韓国政府関係者は6日、複数の法律専門家に諮問した結果、「法的に何の問題もない」との結論に達したと記者団に説明した。

 大法院では、新日鉄住金(現・日本製鉄)と三菱重工業を相手取った原告がそれぞれ勝訴した。2社は賠償に応じておらず、
原告は2社の韓国内資産を差し押さえて売却する「現金化」手続きを進めている。
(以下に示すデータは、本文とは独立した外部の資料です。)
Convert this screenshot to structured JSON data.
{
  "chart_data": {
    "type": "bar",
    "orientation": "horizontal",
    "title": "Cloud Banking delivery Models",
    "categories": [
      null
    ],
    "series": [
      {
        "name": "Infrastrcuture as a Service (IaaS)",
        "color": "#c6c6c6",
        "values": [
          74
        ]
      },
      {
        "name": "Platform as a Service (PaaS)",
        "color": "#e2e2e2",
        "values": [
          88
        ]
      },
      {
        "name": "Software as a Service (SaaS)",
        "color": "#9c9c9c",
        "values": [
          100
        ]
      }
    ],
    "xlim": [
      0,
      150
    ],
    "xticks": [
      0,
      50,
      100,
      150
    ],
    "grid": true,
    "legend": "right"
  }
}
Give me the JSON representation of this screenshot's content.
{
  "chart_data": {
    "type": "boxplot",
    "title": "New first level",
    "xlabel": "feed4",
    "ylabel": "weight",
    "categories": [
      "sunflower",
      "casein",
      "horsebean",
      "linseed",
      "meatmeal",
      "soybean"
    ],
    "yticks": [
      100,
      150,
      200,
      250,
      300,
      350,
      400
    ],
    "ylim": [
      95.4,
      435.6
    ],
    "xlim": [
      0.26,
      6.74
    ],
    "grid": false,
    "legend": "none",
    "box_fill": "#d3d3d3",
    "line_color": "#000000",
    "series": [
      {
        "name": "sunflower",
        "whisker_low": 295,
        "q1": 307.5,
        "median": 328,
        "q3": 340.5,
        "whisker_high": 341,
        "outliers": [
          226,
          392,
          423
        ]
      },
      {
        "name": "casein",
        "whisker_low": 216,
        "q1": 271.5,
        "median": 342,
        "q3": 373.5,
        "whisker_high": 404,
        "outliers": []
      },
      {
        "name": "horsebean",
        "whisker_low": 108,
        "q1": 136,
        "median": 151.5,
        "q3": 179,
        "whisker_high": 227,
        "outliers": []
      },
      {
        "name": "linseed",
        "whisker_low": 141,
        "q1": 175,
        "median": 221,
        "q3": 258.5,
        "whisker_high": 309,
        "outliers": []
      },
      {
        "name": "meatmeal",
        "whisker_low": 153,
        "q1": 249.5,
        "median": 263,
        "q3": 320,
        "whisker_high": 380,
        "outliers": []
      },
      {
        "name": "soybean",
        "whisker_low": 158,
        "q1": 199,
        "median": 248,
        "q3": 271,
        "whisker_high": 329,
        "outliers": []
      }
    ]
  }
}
最も先行する三菱重工業の件では、大法院で資産売却命令が確定すれば競売などの手続きに移る段階にきている。

 第三者弁済が成立すれば、原告に対する債務も消えて、資産現金化の懸念も解消できるとの判断だ。
原告が「最後まで受け取りを拒否した場合、(財団が裁判所に)供託することも法理的には可能」という。

 しかし、この解決策で現金化を完全に回避できるとは限らない。

 原告の支援団体は6日、ソウルで記者会見し、今回の解決策を「韓国政府が日本企業の司法的責任を免責させるものだ」と批判し、
今後も現金化に向けた司法手続きを続けると表明した。

 第三者弁済は、債務の性質や当事者の意思表示によって成立しない場合もあり、法解釈が分かれている。
原告には賠償を請求できる権利が残るという。裁判所への供託金をめぐって原告が無効を訴える司法手続きに踏み切る可能性も懸念される。

 韓国政府関係者は「解決策に反対する原告がいる可能性を予想し、多角的、法律的検討をした」と語り、
原告が最後まで受け取りを拒否して法廷闘争を続けた場合の対応についても議論を重ねたことを示唆した。ただ、その具体的な措置については明言を避けた。


 韓国政府は昨年7月、解決に向けた外交努力を説明する意見書を大法院に提出した。これによって今後も現金化を回避し続ける判断を司法府に期待しているとみられる。

 財団は日本企業に弁済分の返還を求める「求償権」を持つことになる。この韓国政府関係者は、現時点で日本側に行使することは「想定していない」と語った。
ただ、これも4年後に政権交代した場合に覆されるシナリオは否定できない。